Investment may flourish again in Japan as value-hunters return to a market that is slowly rebounding after the March earthquake, but only if the country can break the political impasse that is blocking policies to deal with its nuclear disaster and massive public debt.
Investors are eyeing companies with global exposure that have become cheap after a post-quake market rout and proved resilient despite damage to their supply chains and production capacity, which are now coming back online faster than even the most bullish expectations.
Overseas players have pumped 5.0 trillion yen ($62 billion) into Japanese stocks in a record-long buying streak since November and a record 893 billion yen in the week after the March 11 quake, betting the current recession will be followed by a sharp recovery.
At the Reuters Rebuilding Japan Summit on June 20-22, leading corporate executives, investors and policymakers will discuss how to tackle the litany of challenges facing the country and achieve a sustained recovery.
“Japan stocks are very cheap.
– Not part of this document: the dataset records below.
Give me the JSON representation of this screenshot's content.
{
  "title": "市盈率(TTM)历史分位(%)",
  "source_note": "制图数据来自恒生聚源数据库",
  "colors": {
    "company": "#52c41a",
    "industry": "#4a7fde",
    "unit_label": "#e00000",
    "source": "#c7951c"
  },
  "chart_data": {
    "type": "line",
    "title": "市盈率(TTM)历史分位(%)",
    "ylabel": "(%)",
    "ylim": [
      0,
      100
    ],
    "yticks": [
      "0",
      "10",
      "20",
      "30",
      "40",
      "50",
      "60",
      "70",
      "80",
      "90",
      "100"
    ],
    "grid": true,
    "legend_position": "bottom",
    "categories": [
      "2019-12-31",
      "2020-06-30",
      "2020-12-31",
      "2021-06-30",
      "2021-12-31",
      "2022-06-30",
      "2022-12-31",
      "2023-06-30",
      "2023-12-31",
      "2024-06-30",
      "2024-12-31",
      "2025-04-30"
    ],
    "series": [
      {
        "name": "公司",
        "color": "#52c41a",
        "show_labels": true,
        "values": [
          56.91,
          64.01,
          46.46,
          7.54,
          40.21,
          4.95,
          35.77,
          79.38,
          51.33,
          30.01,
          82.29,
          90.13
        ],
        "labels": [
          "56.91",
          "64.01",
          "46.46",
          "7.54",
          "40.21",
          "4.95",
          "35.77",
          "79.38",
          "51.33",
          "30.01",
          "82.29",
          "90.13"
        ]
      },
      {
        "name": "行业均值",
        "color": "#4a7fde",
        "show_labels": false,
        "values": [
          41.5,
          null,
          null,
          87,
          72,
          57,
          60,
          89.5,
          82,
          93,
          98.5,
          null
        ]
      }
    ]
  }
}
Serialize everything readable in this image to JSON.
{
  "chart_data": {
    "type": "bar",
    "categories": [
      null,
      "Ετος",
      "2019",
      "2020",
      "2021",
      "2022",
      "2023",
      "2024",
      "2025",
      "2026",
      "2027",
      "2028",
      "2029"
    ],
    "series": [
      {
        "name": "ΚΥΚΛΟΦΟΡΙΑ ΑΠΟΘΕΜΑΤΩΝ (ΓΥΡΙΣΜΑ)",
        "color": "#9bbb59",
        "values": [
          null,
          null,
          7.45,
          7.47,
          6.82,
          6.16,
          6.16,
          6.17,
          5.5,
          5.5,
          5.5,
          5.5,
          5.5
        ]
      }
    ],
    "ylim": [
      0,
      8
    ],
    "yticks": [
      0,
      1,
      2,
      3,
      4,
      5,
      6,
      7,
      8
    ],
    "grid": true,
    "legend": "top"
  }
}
Even though there’s a lot of uncertainty going forward, we see indications that manufacturing is coming back to normal and we may see a ‘V’ shape recovery,” said Jonathan Allum, equity strategist at Mizuho International in London.
Still, with the Federal Reserve’s $600 billion bond buying program ending this month, deepening euro zone debt woes and further tightening in fast-growing markets, foreigners’ buying has waned recently, underscoring the urgency with which Japan needs to address policy challenges to make itself attractive again.
Manufacturers face a grave risk of massive power shortages as nuclear reactors are gradually shut under intense public pressure after meltdowns at the quake-hit Fukushima nuclear plant, and as Japan’s divided lawmakers struggle to overhaul energy policies. More importantly, Japan’s biggest rebuilding effort since the post World War Two period may be seriously hampered as politicians wrangle over who should foot the bill for the worst nuclear disaster in 25 years. “Until the equity market has got some sort of basic idea that this is the bill, this is the way it’s going to be shared, and these are the implications for individual companies, it’s very difficult for anyone to place any aggressive bets,” said Alexander Kinmont, Japan Strategist at Morgan Stanley MUFG Securities.
“That’s particularly true for financial stocks, which are, together with utilities, in the firing line in terms of private sector burden-sharing. It’s just very difficult for the market to achieve any sort of level of basic confidence that there won’t be any unpredictable surprises,” Kinmont said.